La séptima lección hace a la necesidad de volver a entender la importancia vital de una serie de relaciones que han sido enturbiadas por ese tipo de retórica populista que tanto daño le ha hecho a la sostenibilidad de nuestro bienestar común. Se trata de la relación entre trabajo y bienestar, deberes y derechos, responsabilidad y libertad. Suecia cayó en la trampa de las promesas irresponsables sobre un bienestar, unos derechos y unas libertades que parecían fluir de la varita mágica del político de turno y no del trabajo, los deberes y la responsabilidad de los ciudadanos. Para volver a la senda del progreso hubo que restablecer la relación causal que existe entre unos y otros, fomentando no sólo la cultura del deber y el esfuerzo sino creando también sistemas que claramente los incentivan.

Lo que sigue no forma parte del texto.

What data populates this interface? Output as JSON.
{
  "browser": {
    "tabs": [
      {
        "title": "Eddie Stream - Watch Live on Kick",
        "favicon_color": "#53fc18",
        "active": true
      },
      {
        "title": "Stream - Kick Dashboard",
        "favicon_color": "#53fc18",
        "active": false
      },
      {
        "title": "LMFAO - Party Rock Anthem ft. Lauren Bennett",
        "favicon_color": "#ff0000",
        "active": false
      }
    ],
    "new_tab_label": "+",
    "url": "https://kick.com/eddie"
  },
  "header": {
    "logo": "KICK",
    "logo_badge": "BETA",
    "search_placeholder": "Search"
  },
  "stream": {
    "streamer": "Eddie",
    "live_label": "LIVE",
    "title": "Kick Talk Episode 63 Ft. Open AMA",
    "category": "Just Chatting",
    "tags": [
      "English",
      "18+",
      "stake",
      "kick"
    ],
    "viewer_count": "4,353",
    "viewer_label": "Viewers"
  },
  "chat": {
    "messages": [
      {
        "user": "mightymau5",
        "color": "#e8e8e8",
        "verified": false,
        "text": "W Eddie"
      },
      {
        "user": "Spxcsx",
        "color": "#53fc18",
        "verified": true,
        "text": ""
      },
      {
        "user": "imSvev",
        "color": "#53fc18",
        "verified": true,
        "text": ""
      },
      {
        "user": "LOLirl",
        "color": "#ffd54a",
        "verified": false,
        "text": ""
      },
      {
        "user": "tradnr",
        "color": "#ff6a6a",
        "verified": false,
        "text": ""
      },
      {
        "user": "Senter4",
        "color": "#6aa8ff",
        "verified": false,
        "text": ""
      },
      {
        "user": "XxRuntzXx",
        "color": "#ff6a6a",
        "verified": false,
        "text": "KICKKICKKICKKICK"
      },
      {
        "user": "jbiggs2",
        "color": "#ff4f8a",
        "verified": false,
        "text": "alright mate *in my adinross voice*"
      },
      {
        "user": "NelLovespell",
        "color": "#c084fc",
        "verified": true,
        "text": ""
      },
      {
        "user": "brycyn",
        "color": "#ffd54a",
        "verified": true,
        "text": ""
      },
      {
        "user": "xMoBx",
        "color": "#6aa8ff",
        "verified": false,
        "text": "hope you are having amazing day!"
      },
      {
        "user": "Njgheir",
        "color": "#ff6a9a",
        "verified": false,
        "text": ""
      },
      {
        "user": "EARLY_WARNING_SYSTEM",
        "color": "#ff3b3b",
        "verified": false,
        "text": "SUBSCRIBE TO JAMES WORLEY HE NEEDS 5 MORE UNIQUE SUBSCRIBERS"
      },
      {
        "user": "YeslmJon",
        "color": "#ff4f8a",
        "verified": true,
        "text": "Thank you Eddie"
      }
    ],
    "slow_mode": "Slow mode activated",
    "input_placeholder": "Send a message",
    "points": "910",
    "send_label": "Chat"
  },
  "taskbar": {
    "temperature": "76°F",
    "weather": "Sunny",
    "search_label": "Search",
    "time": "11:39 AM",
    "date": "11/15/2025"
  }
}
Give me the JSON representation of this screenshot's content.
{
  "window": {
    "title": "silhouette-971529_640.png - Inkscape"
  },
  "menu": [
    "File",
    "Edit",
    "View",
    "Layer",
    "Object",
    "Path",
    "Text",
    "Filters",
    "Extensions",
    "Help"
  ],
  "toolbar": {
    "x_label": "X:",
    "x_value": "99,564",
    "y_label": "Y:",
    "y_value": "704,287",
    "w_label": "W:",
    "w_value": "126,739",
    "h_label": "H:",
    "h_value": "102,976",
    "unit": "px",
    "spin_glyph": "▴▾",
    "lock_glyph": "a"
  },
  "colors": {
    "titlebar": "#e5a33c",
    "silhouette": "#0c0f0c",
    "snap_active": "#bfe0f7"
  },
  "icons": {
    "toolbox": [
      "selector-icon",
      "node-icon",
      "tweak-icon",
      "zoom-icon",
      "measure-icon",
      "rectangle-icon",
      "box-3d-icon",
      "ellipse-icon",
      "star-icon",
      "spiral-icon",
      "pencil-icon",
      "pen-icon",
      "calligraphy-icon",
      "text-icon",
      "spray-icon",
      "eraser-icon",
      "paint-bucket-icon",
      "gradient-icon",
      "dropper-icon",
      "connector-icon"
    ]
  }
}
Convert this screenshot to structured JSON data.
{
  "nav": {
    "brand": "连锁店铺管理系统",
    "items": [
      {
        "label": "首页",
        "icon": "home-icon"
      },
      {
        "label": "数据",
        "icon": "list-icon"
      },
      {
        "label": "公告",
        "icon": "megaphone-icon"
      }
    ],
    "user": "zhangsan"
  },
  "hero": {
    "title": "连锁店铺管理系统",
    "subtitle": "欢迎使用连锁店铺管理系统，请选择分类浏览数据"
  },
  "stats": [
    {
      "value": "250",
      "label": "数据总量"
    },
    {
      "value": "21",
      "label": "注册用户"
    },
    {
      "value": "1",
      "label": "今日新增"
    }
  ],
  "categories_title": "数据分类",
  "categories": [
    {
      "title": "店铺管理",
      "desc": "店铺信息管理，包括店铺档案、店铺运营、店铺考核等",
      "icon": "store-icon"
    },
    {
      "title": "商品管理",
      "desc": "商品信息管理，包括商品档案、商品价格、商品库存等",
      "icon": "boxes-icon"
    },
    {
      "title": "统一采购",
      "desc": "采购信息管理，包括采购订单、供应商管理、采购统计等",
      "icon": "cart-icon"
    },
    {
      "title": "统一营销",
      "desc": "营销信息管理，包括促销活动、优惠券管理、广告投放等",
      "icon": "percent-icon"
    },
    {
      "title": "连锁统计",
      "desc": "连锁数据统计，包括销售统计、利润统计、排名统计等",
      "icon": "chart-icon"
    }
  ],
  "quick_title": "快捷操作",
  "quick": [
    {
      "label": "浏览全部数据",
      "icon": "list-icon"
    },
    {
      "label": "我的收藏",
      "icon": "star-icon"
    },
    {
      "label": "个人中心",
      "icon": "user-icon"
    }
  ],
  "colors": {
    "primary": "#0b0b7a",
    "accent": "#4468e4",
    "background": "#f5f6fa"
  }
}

Finalmente, pero no por ello menos importante, tenemos la gran lección de unidad y realismo que fue la base de todo el proceso que hizo nuevamente de Suecia un país admirado internacionalmente. Izquierdas y derechas hicieron un notable esfuerzo por encontrar las bases de un nuevo consenso en torno a la creación de un Estado solidario del bienestar que actualmente se destaca en el contexto europeo como una alternativa pujante y esperanzadora frente a los Estados benefactores de viejo cuño.

Ojalá que España sea capaz de seguir una senda de unidad y realismo similar a la de Suecia. Lo hizo hace ya casi cuarenta años, dándole así un cauce de estabilidad a la transición a la democracia. Hoy hay que afrontar una nueva transición, hacia una sociedad sostenible del bienestar, y derrotar nuevas amenazas a la unidad de los españoles. Es un momento que exige coraje y generosidad, pero no para quedarse en el pasado sino para avanzar hacia un futuro que será todo lo grande y promisorio que los españoles sepan hacerlo.